Well worth reading in full, the report’s top ten recommendations are:

  1.  Create a predictable environment. Let people know what to expect, who to expect and when. Offer accurate and timely information to create more certainty and a feeling of safety. 
  1.  Involve autistic people with relevant expertise in reviewing the sensory environment, in a meaningful way. Every location is different and will have different things that need to be prioritised. Autistic people have different sensory perceptions, so it’s critical to involve people. Listen and take action. Continue to review. It is beneficial to bring in external expertise, but it’s also important to involve people using the space. Ask them what’s working and what needs to change. 
  1.  Ensure all staff have training from autistic experts and allies that understand autism and sensory needs. All staff includes the multi-disciplinary team (MDT), healthcare staff, the ward team, facilities staff, educators, cooks, cleaners, and agency staff. 

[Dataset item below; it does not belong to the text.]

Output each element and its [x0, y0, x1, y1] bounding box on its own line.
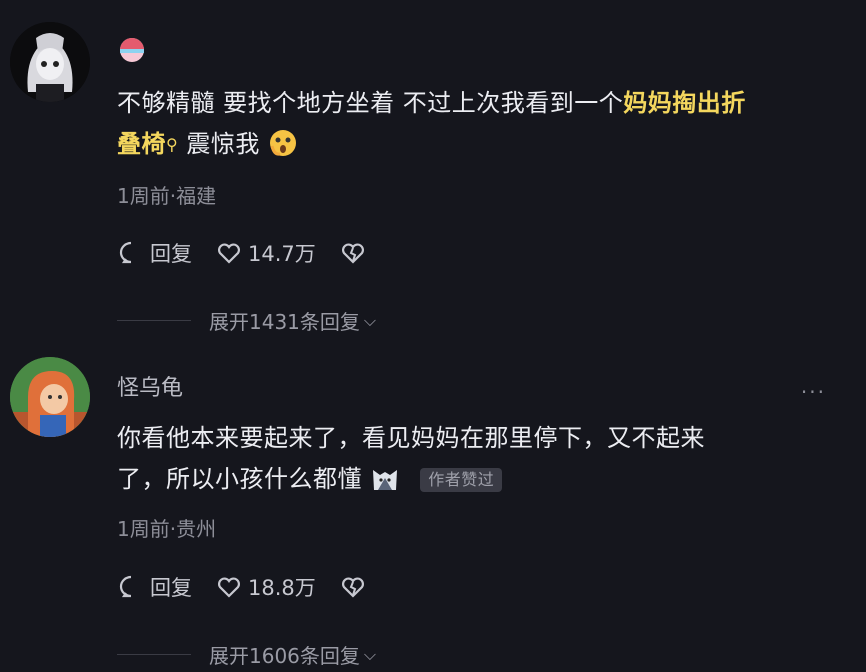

  1.  Assess everyone’s sensory need on admission and consider how sensory need will be accommodated and supported in care plans. Support people to reduce problematic sensory inputs and manage these to support restraint reduction. As part of care planning, support people to do the things that help them to self-regulate, including repeated movement (“stimming”), access to hobbies and favourite possessions, quiet spaces, outdoor space, and access items such as noise cancelling headphones, caps, blankets etc. 
  1.  Personalise risk management and decision making. Support people to have choice and control. Make decisions in relation to individuals, involving the person (and their family, as appropriate) wherever possible. Avoid blanket bans (decisions or bans that affect everyone, rather than being decided on an individual basis). 

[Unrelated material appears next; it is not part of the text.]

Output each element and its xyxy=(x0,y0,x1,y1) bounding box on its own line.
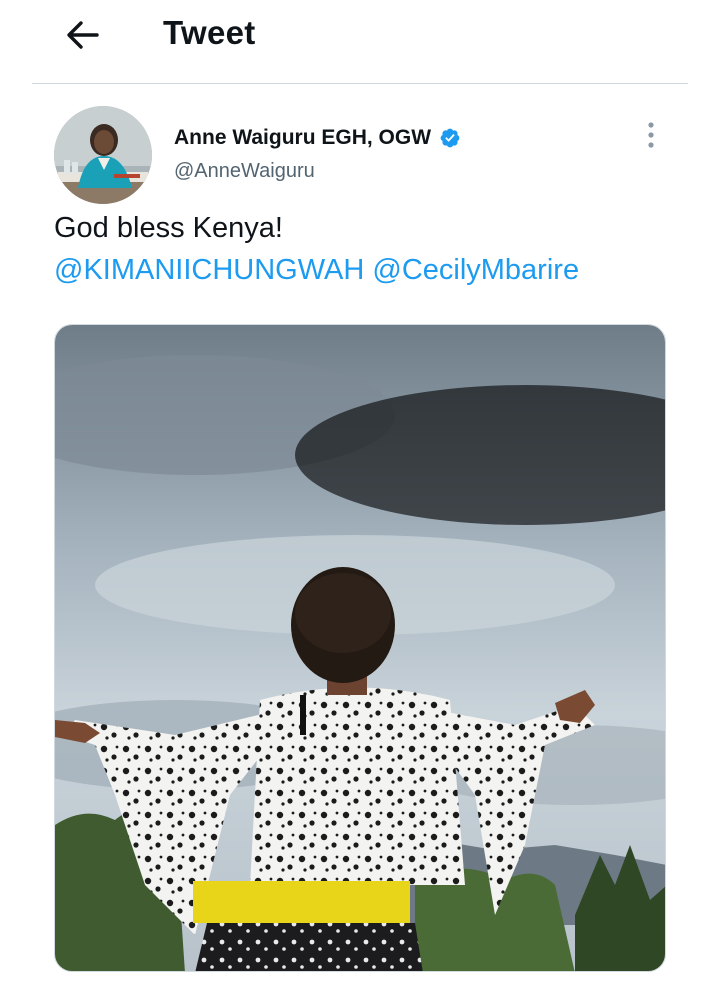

  1.  Swap alarms for ‘silent’ alarms. This will significantly reduce noise and escalation on the ward and reduce the frequency of distress caused by alarms for those with auditory sensitivity. Staff need to be alerted rather than alarmed; silent alarms will ensure alerts happen without causing distress to other people. 

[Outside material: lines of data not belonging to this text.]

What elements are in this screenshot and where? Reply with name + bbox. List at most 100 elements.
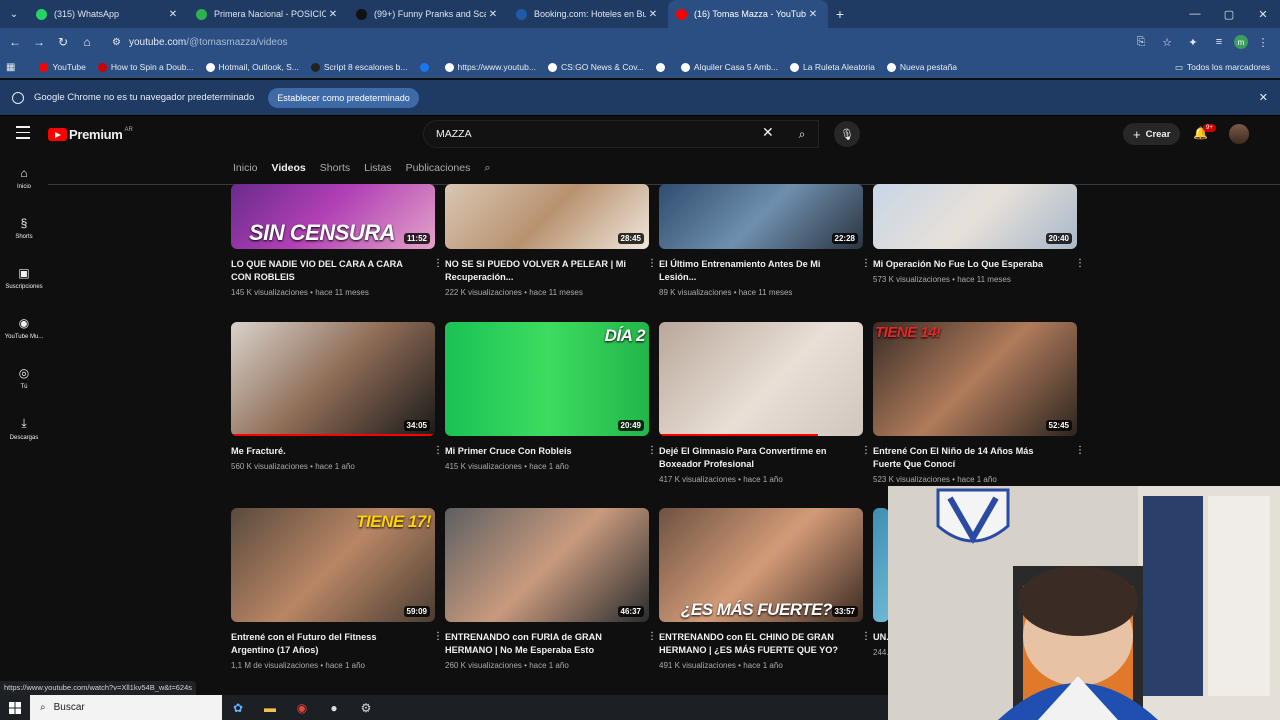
close-window-icon[interactable]: ✕ — [1246, 0, 1280, 28]
video-menu-icon[interactable]: ⋮ — [861, 445, 871, 456]
browser-tab[interactable]: Primera Nacional - POSICIONE✕ — [188, 0, 348, 28]
video-thumbnail[interactable]: 34:05 — [231, 322, 435, 436]
settings-gear-icon[interactable]: ⚙ — [350, 695, 382, 720]
video-menu-icon[interactable]: ⋮ — [433, 631, 443, 642]
reload-icon[interactable]: ↻ — [51, 30, 75, 54]
bookmark-item[interactable]: Nueva pestaña — [881, 62, 963, 72]
video-thumbnail[interactable]: 28:45 — [445, 184, 649, 249]
guide-item[interactable]: ⌂ Inicio — [0, 153, 48, 203]
bookmark-item[interactable] — [414, 62, 439, 72]
video-title[interactable]: ENTRENANDO con EL CHINO DE GRAN HERMANO … — [659, 631, 843, 657]
home-button-icon[interactable]: ⌂ — [75, 30, 99, 54]
video-title[interactable]: Me Fracturé. — [231, 445, 415, 458]
guide-item[interactable]: ▣ Suscripciones — [0, 253, 48, 303]
channel-tab[interactable]: Listas — [364, 162, 391, 174]
video-thumbnail[interactable]: SIN CENSURA 11:52 — [231, 184, 435, 249]
video-thumbnail[interactable]: 20:40 — [873, 184, 1077, 249]
youtube-premium-logo[interactable]: Premium AR — [48, 127, 133, 142]
video-menu-icon[interactable]: ⋮ — [1075, 445, 1085, 456]
bookmark-item[interactable]: How to Spin a Doub... — [92, 62, 200, 72]
bookmark-star-icon[interactable]: ☆ — [1156, 30, 1178, 54]
channel-search-icon[interactable]: ⌕ — [484, 162, 490, 175]
forward-icon[interactable]: → — [27, 30, 51, 54]
video-menu-icon[interactable]: ⋮ — [647, 631, 657, 642]
guide-item[interactable]: § Shorts — [0, 203, 48, 253]
guide-item[interactable]: ⤓ Descargas — [0, 403, 48, 453]
file-explorer-icon[interactable]: ▬ — [254, 695, 286, 720]
video-menu-icon[interactable]: ⋮ — [433, 258, 443, 269]
bookmark-item[interactable]: Hotmail, Outlook, S... — [200, 62, 305, 72]
browser-tab[interactable]: (16) Tomas Mazza - YouTube ✕ — [668, 0, 828, 28]
video-thumbnail[interactable]: 22:28 — [659, 184, 863, 249]
video-menu-icon[interactable]: ⋮ — [1075, 258, 1085, 269]
menu-icon[interactable] — [16, 126, 30, 143]
video-title[interactable]: Entrené con el Futuro del Fitness Argent… — [231, 631, 415, 657]
extensions-icon[interactable]: ✦ — [1182, 30, 1204, 54]
install-app-icon[interactable]: ⎘ — [1130, 30, 1152, 54]
chrome-menu-icon[interactable]: ⋮ — [1252, 30, 1274, 54]
channel-tab[interactable]: Inicio — [233, 162, 258, 174]
channel-tab[interactable]: Shorts — [320, 162, 350, 174]
video-thumbnail[interactable]: 46:37 — [445, 508, 649, 622]
video-title[interactable]: Mi Operación No Fue Lo Que Esperaba — [873, 258, 1057, 271]
video-thumbnail[interactable]: TIENE 17! 59:09 — [231, 508, 435, 622]
tab-close-icon[interactable]: ✕ — [646, 9, 660, 20]
back-icon[interactable]: ← — [3, 30, 27, 54]
guide-item[interactable]: ◉ YouTube Mu... — [0, 303, 48, 353]
video-menu-icon[interactable]: ⋮ — [861, 631, 871, 642]
browser-tab[interactable]: Booking.com: Hoteles en Buen ✕ — [508, 0, 668, 28]
maximize-icon[interactable]: ▢ — [1212, 0, 1246, 28]
bookmark-item[interactable]: Script 8 escalones b... — [305, 62, 414, 72]
media-controls-icon[interactable]: ≡ — [1208, 30, 1230, 54]
obs-icon[interactable]: ● — [318, 695, 350, 720]
bookmark-item[interactable]: https://www.youtub... — [439, 62, 542, 72]
video-title[interactable]: LO QUE NADIE VIO DEL CARA A CARA CON ROB… — [231, 258, 415, 284]
set-default-button[interactable]: Establecer como predeterminado — [268, 87, 419, 108]
search-icon[interactable]: ⌕ — [785, 120, 819, 148]
close-infobar-icon[interactable]: ✕ — [1259, 91, 1268, 104]
bookmark-item[interactable]: YouTube — [33, 62, 91, 72]
new-tab-button[interactable]: + — [828, 6, 852, 22]
video-thumbnail[interactable] — [659, 322, 863, 436]
video-thumbnail[interactable] — [873, 508, 889, 622]
chrome-taskbar-icon[interactable]: ◉ — [286, 695, 318, 720]
video-title[interactable]: Mi Primer Cruce Con Robleis — [445, 445, 629, 458]
video-title[interactable]: Dejé El Gimnasio Para Convertirme en Box… — [659, 445, 843, 471]
video-menu-icon[interactable]: ⋮ — [433, 445, 443, 456]
browser-tab[interactable]: (99+) Funny Pranks and Scares✕ — [348, 0, 508, 28]
microphone-icon[interactable]: 🎙 — [834, 121, 860, 147]
profile-avatar[interactable]: m — [1234, 35, 1248, 49]
tab-close-icon[interactable]: ✕ — [166, 9, 180, 20]
video-thumbnail[interactable]: TIENE 14! 52:45 — [873, 322, 1077, 436]
video-title[interactable]: Entrené Con El Niño de 14 Años Más Fuert… — [873, 445, 1057, 471]
tab-search-icon[interactable]: ⌄ — [0, 0, 28, 28]
video-title[interactable]: El Último Entrenamiento Antes De Mi Lesi… — [659, 258, 843, 284]
bookmark-item[interactable] — [650, 62, 675, 72]
tab-close-icon[interactable]: ✕ — [486, 9, 500, 20]
tab-close-icon[interactable]: ✕ — [326, 9, 340, 20]
minimize-icon[interactable]: — — [1178, 0, 1212, 28]
create-button[interactable]: + Crear — [1123, 123, 1181, 145]
browser-tab[interactable]: (315) WhatsApp ✕ — [28, 0, 188, 28]
clear-search-icon[interactable]: ✕ — [762, 124, 774, 141]
account-avatar[interactable] — [1229, 124, 1249, 144]
video-menu-icon[interactable]: ⋮ — [647, 445, 657, 456]
channel-tab[interactable]: Publicaciones — [406, 162, 471, 174]
apps-icon[interactable]: ▦ — [0, 62, 21, 73]
channel-tab[interactable]: Videos — [272, 162, 306, 174]
video-title[interactable]: ENTRENANDO con FURIA de GRAN HERMANO | N… — [445, 631, 629, 657]
video-menu-icon[interactable]: ⋮ — [647, 258, 657, 269]
tab-close-icon[interactable]: ✕ — [806, 9, 820, 20]
bookmark-item[interactable]: CS:GO News & Cov... — [542, 62, 650, 72]
taskbar-search-input[interactable]: ⌕ Buscar — [30, 695, 222, 720]
address-bar[interactable]: ⚙ youtube.com/@tomasmazza/videos — [104, 31, 1164, 53]
search-input[interactable]: MAZZA — [423, 120, 819, 148]
windows-start-icon[interactable] — [0, 701, 30, 714]
copilot-icon[interactable]: ✿ — [222, 695, 254, 720]
all-bookmarks[interactable]: ▭ Todos los marcadores — [1175, 56, 1270, 78]
video-title[interactable]: NO SE SI PUEDO VOLVER A PELEAR | Mi Recu… — [445, 258, 629, 284]
video-thumbnail[interactable]: ¿ES MÁS FUERTE? 33:57 — [659, 508, 863, 622]
bookmark-item[interactable]: La Ruleta Aleatoria — [784, 62, 881, 72]
video-menu-icon[interactable]: ⋮ — [861, 258, 871, 269]
guide-item[interactable]: ◎ Tú — [0, 353, 48, 403]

  1.  Reduce noise and echo. Ensure there is quiet space and outdoor space that people can access at any time. Soft furnishings, gently closing doors, carpet, sound absorbing panels and acoustic vinyl can all help. Consider background noise too (including roads, heating and cooling systems, extractor fans, voices, TVs/radio, chatting etc). Ensure there is an actually quiet space and outdoor spaces people can access at any time. Support time out from noisy or otherwise overloading environments during the day, and as needed. 
  1.  Change all fluorescent lighting for alternatives. Ideally halogen, but high-quality LED bulbs, with diffused lights are better than fluorescent. Lights should be quiet – not buzzing or flickering. 
  1.  Consider the impact of smells. This includes smells from people, food, cleaning products, and laundry products. Neutralise smells wherever possible (closing doors, using unscented products, supporting people to ‘mask’ smells with preferred scents, or to use preferred products). 
  1.  Consider the impact of touch and texture. Hypo and hyper sensitivities might mean that people may be more or less sensitive to physical contact. Need to add guidance information in relation to food (texture, control), shower / bath / personal care, drinking, eating, bumping into things and use of restraint.

We wholly support these recommendations and would urge everyone involved in CAMHS inpatient environments to implement the accommodations, big and small, those relating to the physical buildings and those pertaining to staff culture and training, to improve the experience for children and young people in these environments. The full report is rich in detail and the varied experience of autistic people and recognises the need to personalise support and accommodations to the differing sensory needs of individuals:

“We believe that understanding and meeting sensory need will reduce distress caused and reduce the use of restrictive practices. It will support providers to ‘advance equality’ for people they are serving. This report focuses on recommendations that will neutralise the sensory environment. Some people are sensory seeking and will benefit from more sensory input. It is as necessary as ever to tailor support and personal spaces to meet individual need.” (It’s Not Rocket Science, p 14)

In addition to the recommendation for ASD training for CAMHS staff, we would strongly urge specific foundation-level training in recognising when behaviours are sensory-need based; understanding sensory integration and processing differences; and understanding how to use individualised support strategies with people with sensory differences.